イトヨ属は北半球の海に面したところに棲む、しかしその南限は北緯35度以北に限られる。日本においては、遡河型(降海型と同じ)で山口県(日本海側)利根川(太平洋側)となる。淡水型(陸封型と同じ)は、福井県大野市を南限に、北海道まで広がる。しかし、その多くは海に近いところの淡水に棲む海よりおよそ100kmも離れたところに生息を続ける淡水型のイトヨは、ここ会津と栃木県那須・大田原ぐらいのものである。(レッドリスト記載は陸封型のみ)

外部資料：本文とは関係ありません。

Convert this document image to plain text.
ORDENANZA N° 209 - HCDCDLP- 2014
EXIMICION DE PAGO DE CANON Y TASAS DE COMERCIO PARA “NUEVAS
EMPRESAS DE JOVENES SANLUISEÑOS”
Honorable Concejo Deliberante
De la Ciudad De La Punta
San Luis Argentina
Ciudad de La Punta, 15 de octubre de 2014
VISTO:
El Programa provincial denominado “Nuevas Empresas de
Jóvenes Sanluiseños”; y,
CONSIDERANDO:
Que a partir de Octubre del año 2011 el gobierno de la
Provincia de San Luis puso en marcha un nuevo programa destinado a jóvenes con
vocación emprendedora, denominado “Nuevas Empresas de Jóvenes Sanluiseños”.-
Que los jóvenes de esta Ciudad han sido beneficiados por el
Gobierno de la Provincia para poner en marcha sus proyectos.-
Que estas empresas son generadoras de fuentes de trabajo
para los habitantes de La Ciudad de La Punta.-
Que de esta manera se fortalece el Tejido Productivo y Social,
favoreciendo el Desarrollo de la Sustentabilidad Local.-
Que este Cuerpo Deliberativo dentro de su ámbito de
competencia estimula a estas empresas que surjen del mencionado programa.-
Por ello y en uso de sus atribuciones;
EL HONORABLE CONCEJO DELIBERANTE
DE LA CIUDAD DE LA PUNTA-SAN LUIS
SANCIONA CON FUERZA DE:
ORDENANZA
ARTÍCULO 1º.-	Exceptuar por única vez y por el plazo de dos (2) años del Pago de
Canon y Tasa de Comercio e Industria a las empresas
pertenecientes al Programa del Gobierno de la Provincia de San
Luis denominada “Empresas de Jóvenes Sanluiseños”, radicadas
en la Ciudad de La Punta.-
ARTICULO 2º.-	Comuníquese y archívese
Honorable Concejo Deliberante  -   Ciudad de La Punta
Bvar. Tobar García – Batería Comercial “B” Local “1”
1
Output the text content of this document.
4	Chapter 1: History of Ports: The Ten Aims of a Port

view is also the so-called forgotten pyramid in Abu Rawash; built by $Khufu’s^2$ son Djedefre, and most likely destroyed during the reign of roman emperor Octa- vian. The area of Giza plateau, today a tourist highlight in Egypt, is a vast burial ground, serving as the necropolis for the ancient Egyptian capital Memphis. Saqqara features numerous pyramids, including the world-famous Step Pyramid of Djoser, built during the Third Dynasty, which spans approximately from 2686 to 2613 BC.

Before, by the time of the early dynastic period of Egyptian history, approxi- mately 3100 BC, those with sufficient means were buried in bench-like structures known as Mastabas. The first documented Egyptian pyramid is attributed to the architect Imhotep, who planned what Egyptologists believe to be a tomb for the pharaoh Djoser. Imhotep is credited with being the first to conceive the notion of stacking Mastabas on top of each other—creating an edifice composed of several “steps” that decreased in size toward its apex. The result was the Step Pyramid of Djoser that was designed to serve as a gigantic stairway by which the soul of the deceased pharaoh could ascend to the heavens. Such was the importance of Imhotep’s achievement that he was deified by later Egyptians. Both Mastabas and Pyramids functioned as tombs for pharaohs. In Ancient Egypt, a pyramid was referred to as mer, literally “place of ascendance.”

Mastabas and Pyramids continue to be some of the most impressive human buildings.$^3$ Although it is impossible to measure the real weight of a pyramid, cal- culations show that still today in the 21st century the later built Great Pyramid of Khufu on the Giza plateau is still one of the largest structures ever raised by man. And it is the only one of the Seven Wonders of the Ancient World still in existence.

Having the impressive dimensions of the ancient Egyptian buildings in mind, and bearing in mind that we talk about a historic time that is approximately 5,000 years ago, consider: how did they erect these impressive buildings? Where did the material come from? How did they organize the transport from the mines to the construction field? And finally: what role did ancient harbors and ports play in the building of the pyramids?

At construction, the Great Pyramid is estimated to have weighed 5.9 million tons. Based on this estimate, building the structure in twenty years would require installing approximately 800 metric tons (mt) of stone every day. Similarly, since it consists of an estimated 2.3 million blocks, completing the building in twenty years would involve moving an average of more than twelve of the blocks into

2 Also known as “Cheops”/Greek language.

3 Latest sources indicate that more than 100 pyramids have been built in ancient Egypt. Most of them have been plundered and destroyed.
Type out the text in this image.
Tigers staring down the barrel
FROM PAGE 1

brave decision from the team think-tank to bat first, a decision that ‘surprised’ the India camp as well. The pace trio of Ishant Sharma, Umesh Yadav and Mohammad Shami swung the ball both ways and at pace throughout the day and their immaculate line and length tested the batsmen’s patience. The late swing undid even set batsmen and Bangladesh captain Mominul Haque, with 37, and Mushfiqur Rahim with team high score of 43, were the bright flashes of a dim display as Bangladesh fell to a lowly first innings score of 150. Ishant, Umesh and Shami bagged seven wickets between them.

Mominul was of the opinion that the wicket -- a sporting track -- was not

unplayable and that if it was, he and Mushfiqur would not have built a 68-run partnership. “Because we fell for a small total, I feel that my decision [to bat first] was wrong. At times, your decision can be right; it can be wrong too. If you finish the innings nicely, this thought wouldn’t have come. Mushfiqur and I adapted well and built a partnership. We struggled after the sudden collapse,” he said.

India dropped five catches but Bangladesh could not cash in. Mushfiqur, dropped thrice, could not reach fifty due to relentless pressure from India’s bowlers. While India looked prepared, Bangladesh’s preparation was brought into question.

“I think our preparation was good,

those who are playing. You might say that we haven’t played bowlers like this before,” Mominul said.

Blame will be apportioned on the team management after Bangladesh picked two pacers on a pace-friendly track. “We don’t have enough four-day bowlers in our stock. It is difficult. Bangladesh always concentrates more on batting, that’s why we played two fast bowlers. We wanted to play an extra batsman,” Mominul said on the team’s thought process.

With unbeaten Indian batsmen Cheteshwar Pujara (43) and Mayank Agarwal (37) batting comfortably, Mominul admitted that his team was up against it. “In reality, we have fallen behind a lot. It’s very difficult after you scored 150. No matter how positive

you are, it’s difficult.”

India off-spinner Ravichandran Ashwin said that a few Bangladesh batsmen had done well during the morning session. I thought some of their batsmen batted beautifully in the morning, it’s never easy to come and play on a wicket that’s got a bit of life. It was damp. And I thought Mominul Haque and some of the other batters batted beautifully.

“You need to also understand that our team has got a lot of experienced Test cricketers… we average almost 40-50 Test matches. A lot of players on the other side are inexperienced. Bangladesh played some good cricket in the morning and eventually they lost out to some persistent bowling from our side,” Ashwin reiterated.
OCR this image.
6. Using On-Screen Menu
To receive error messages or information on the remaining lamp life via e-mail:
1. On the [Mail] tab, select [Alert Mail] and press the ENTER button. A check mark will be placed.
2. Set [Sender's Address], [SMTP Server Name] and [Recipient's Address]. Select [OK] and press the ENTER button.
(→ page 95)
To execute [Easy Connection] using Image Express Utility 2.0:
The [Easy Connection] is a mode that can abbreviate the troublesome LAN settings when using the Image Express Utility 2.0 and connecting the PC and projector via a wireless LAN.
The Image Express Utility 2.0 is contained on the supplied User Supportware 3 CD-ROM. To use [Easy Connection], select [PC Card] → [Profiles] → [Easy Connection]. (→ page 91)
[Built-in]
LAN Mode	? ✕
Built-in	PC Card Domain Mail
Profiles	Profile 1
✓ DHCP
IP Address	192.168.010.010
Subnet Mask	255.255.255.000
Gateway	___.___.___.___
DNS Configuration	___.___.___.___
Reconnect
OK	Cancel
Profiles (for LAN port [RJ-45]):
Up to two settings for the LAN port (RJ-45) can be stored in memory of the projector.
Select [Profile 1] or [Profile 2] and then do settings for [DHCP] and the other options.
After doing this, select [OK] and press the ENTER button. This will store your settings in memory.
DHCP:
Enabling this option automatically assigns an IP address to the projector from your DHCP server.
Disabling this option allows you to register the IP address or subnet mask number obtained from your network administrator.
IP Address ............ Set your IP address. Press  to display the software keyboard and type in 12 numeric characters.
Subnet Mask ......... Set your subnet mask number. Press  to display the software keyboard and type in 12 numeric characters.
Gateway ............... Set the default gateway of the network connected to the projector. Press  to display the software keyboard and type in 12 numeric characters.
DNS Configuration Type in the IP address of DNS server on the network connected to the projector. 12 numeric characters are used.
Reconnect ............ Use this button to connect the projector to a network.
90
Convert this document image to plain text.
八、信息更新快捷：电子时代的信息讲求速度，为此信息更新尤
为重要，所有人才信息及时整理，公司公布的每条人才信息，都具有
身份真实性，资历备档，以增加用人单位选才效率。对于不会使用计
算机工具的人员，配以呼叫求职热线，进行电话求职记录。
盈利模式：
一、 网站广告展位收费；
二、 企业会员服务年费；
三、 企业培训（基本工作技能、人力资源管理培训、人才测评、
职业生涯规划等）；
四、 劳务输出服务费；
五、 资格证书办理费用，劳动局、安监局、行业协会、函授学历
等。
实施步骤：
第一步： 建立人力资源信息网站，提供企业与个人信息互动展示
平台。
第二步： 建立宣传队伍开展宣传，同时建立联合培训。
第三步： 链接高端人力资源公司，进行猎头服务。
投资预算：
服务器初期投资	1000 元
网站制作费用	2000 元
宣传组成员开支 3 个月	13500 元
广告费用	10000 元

イトヨは学名をGasterosteus.aculeatusという。
Gasterosteusとは腹に骨がある、aculeatusとはトゲがあるという意味である。
そのものズバリの名をもつ魚である。

淡水型は今ではとても貴重で食すことは出来ないが、遡河型はスーパーで春季に売られているときもある。20数尾1パックで300円くらいである。手に入ったなら良く見て欲しい。
成魚で背中のトゲのテッペンよりうすい皮(棘皮)が下方、背中にのびていれば陸封型、トゲの途中より棘皮が下方、背中にのびていれば降海型。きっとあなたが食すのは降海型。
そして一気に食べないで注意深く身をほぐし、骨を見てみましょう。そして学名の意味を感じましょう。腹に骨があるとはどういう意味なのでしょう。
冬が過ぎ海に上るイトヨを春告魚とまで言った風物詩。
今は遡上するイトヨの激変で、その言葉さえ消えかかっている。